If they have solid and consistent income, and they’re willing to manage their budget, they can benefit from that, build net worth, and protect themselves financially long- term. It gives them options when those milestones are presented to them that aren’t well publicized or talked about. I recommend to my clients to leverage their 401(k) benefits and max that out. If you’re a W-2 employee with a 401(k) plan, you can take up to $19,500. The biggest asset anybody has in planning for retirement is the time value of money and saving more early on.

If you can stack that away early on, it's not even a challenge to hit a quarter of a million dollars in your lifetime. I recommend W-2 employees with high deductible insurance to leverage their HAS deduction as well. Both of those things directly reduce the income that the government bases your payment calculation on, which is called adjusted gross income. If you can manage the AGI proactively, have it reduced, and still pay yourself first, it opens doors in the future. I know it seems easier to choose the straightforward way now, but people don’t realize how they’re limiting themselves in their options for the future.

MARIA GEFFERS

Don't be terrified that you can get a good education and still live a life that is plentiful and normal. With a little discipline you can live well and manage your loans. Is there anything else you would like to cover that we didn’t think to ask?

REBECCA BAILEY

Don’t pay someone to file your FAFSA for you, when you can have someone file it for free. Many times, you can file it yourself with your tax return. There is a great IRS link that makes it straightforward. This won’t necessarily be the same for schools that require a CSS profile. They charge a small fee for financial aid appeals, which some people don’t even know are available to them. TuitionFit is another great resource I recommend. People can upload their financial aid package letter to that site. It will give them access to a database to show them how their package compares to other people going to that school. The more letters TuitionFit has, the more beneficial their data is.

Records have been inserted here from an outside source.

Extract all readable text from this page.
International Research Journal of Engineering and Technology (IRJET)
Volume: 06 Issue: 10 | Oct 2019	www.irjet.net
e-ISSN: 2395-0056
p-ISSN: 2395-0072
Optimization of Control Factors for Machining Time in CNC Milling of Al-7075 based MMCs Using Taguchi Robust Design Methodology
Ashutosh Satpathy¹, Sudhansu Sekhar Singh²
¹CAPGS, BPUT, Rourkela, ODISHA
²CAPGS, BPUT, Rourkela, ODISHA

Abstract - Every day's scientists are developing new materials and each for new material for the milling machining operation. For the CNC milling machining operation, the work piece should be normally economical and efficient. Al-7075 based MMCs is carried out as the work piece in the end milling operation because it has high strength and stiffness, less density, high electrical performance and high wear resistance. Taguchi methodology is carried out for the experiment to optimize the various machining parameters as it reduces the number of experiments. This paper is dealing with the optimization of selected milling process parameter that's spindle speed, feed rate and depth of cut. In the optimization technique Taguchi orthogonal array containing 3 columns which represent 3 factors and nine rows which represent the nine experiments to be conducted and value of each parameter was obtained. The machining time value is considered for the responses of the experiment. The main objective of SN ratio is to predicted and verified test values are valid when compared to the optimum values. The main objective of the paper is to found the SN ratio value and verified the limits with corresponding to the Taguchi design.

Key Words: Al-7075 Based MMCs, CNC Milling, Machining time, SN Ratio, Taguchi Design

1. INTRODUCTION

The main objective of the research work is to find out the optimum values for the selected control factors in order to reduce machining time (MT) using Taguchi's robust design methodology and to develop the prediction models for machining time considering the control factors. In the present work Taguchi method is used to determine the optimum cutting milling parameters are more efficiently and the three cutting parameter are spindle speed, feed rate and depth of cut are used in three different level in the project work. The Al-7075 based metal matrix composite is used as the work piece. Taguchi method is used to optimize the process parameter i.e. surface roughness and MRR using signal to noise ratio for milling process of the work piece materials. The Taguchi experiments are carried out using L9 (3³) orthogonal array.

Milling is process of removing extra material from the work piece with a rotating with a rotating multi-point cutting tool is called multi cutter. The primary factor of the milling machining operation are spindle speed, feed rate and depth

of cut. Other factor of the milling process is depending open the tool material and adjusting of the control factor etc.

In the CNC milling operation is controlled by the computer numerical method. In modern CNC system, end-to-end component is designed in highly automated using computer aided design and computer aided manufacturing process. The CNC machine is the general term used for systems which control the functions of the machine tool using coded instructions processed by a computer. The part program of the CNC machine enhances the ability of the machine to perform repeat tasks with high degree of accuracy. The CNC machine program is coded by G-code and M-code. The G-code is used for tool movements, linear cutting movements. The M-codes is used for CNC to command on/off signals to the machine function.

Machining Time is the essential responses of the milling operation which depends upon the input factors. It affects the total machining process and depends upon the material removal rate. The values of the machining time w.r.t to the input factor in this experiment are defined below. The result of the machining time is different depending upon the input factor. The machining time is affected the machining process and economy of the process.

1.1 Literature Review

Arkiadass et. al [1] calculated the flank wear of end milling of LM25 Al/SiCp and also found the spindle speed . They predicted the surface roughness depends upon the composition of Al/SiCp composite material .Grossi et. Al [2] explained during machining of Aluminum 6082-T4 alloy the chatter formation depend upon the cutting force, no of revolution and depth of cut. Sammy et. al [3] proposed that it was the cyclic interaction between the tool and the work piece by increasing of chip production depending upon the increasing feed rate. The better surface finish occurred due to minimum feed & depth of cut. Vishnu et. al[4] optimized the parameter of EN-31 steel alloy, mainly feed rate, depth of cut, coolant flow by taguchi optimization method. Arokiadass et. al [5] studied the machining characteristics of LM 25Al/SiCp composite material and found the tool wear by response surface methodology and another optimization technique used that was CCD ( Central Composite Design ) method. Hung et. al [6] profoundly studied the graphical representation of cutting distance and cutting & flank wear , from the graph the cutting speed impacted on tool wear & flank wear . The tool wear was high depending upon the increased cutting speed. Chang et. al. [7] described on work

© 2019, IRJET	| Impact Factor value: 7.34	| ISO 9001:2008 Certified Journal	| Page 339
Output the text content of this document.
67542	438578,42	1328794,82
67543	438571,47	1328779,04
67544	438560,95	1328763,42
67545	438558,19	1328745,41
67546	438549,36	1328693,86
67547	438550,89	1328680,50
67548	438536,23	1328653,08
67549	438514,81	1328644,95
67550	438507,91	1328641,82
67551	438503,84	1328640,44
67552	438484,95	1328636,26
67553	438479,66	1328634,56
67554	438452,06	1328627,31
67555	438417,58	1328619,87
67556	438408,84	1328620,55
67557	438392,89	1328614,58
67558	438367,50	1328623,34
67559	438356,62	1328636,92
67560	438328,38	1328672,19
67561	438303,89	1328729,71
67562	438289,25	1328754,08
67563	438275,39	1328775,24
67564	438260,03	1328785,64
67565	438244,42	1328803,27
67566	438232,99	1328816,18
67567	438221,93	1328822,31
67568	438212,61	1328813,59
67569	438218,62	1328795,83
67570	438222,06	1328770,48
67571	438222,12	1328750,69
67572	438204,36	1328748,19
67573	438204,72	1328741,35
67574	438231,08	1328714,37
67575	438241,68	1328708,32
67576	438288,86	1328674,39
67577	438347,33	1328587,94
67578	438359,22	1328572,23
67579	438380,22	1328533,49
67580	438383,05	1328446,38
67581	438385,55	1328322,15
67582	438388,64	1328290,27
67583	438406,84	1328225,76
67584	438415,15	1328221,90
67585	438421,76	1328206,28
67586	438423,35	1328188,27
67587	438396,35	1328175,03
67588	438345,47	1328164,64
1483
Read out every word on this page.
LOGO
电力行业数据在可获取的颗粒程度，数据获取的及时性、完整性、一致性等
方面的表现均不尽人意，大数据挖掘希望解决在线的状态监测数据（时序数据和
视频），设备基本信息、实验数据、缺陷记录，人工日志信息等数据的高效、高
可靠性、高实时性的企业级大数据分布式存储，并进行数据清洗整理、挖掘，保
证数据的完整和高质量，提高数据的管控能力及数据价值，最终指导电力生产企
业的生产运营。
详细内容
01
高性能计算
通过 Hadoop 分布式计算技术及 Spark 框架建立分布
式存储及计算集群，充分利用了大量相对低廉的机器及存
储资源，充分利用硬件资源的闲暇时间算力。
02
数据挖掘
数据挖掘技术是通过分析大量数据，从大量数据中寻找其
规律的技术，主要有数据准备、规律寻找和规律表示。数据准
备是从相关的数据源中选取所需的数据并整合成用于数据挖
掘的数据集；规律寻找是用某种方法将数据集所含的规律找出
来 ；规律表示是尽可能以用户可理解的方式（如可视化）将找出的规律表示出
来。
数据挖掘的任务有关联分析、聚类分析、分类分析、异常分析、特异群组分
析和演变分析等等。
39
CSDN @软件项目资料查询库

Lastly, there is an alternative to the parent PLUS loans, called Juno. They negotiate deals using collective bargaining for student loans. Right now, they're guaranteeing the lowest interest rate on the market for newly originated, undergrad loans. I just refinanced with them for my private loans, and I was able to get under 2%. I can't guarantee that for everybody, but that's way better than the six or seven-plus percent that PLUS loans carry.

TOM GEFFERS

Thank you for helping to simplify a complicated topic.